Pennsylvania Democratic Senator John Fetterrman responded with the perfect meme after the Senate unanimously passed a formal dress code requirement.
Earlier this month, Senate Majority Leader Chuck Schumer relaxed the informal dress code in the Senate. Senators were then permitted to choose their attire freely while on the floor.
Fetterman, who stands at an imposing 6 feet, 8 inches, frequently opts for shorts paired with a dark collared short-sleeved shirt or a hoodie when moving about the Capitol. This relaxed and casual style was something he embraced during his campaign last year as well.
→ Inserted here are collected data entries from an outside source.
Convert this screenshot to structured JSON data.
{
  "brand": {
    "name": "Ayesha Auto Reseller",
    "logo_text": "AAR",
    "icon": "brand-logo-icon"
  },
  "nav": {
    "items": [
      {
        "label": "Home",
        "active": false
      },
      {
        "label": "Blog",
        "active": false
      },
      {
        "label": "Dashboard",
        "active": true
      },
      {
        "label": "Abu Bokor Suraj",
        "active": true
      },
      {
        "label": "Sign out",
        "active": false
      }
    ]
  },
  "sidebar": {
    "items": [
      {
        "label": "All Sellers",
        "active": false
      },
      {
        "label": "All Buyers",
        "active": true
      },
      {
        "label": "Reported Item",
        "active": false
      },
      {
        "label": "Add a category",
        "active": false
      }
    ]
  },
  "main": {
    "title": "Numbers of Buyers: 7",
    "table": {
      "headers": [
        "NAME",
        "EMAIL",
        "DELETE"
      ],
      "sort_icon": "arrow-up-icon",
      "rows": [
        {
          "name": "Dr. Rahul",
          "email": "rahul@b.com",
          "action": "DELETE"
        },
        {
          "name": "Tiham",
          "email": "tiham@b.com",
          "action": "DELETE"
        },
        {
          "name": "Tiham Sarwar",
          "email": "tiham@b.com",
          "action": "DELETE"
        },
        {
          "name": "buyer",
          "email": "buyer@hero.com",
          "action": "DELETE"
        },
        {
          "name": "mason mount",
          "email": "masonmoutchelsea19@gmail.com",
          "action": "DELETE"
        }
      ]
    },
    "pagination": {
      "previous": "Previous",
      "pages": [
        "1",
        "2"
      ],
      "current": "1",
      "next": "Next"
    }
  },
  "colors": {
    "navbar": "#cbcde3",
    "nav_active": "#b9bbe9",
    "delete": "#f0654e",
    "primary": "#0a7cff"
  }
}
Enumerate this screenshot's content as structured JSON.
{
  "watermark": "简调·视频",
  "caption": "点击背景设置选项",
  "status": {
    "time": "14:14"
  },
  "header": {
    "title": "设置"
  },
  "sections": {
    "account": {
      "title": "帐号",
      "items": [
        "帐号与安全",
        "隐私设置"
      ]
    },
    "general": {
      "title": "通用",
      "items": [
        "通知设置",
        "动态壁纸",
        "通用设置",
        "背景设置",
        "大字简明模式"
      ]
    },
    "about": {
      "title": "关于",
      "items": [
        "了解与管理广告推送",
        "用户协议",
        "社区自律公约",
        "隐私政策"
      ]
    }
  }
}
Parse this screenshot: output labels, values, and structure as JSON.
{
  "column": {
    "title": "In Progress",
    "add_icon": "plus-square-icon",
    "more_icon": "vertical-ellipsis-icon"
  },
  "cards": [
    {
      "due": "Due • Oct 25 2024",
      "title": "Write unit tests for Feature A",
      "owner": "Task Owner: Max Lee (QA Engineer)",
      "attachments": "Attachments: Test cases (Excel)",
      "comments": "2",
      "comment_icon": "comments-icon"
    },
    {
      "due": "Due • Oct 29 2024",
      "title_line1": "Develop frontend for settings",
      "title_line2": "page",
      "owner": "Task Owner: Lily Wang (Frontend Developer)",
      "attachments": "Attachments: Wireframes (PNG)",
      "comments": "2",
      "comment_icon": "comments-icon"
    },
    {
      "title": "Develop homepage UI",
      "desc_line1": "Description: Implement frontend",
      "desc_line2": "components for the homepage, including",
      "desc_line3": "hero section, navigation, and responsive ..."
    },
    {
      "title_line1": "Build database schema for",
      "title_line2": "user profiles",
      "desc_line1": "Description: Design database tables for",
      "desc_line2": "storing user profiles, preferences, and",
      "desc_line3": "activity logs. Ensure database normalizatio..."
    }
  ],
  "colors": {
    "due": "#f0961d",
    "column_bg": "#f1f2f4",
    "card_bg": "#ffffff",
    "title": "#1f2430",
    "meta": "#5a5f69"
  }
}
The resolution for a formal dress code was proposed by Democrat Joe Manchin of West Virginia and Republican Mitt Romney of Utah. After it passed, Fetterman shared a meme featuring Kevin James, the King of Queens actor, smirking with his hands in his pockets.
This particular meme has gone viral in recent days and is often associated with captions related to confidence and cheekiness, as noted by KnowYourMeme.
You can see Fetterman's post below.
James later saw Fetterman's post, joking about a potential "Double Hands In The Pocket" stand-up tour.
The memes going around X, formerly Twitter, also drew a comment from Leah Remini—who played Carrie Heffernan on The King of Queens—about "absolutely" loving them.
"Thank you for 25 years of amazing memories!"
Others also loved Fetterman's response.
The new bipartisan bill mandates that Senate members adhere to an explicit dress code when on the Senate floor, replacing the previous unwritten custom.
The dress code stipulates that men must wear a coat, tie, and slacks. However, the resolution does not specify the definition of business attire for women on the Senate floor.
Senate Majority Leader Chuck Schumer acknowledged the situation, stating that "formalizing [a dress code] is the right path forward." He also acknowledged Fetterman for "working with me to come to an agreement that we all find acceptable."
The Senate has previously clashed over dress code requirements, including in 2017, when then-House Speaker Paul Ryan "relaxed rules on attire after dozens of congresswomen objected to a prohibition on displaying bare arms," according to CNN.
The outlet noted that women's attire" was relaxed after then-Senate Rules Committee chair Amy Klobuchar pushed for a change so women could wear sleeveless dresses."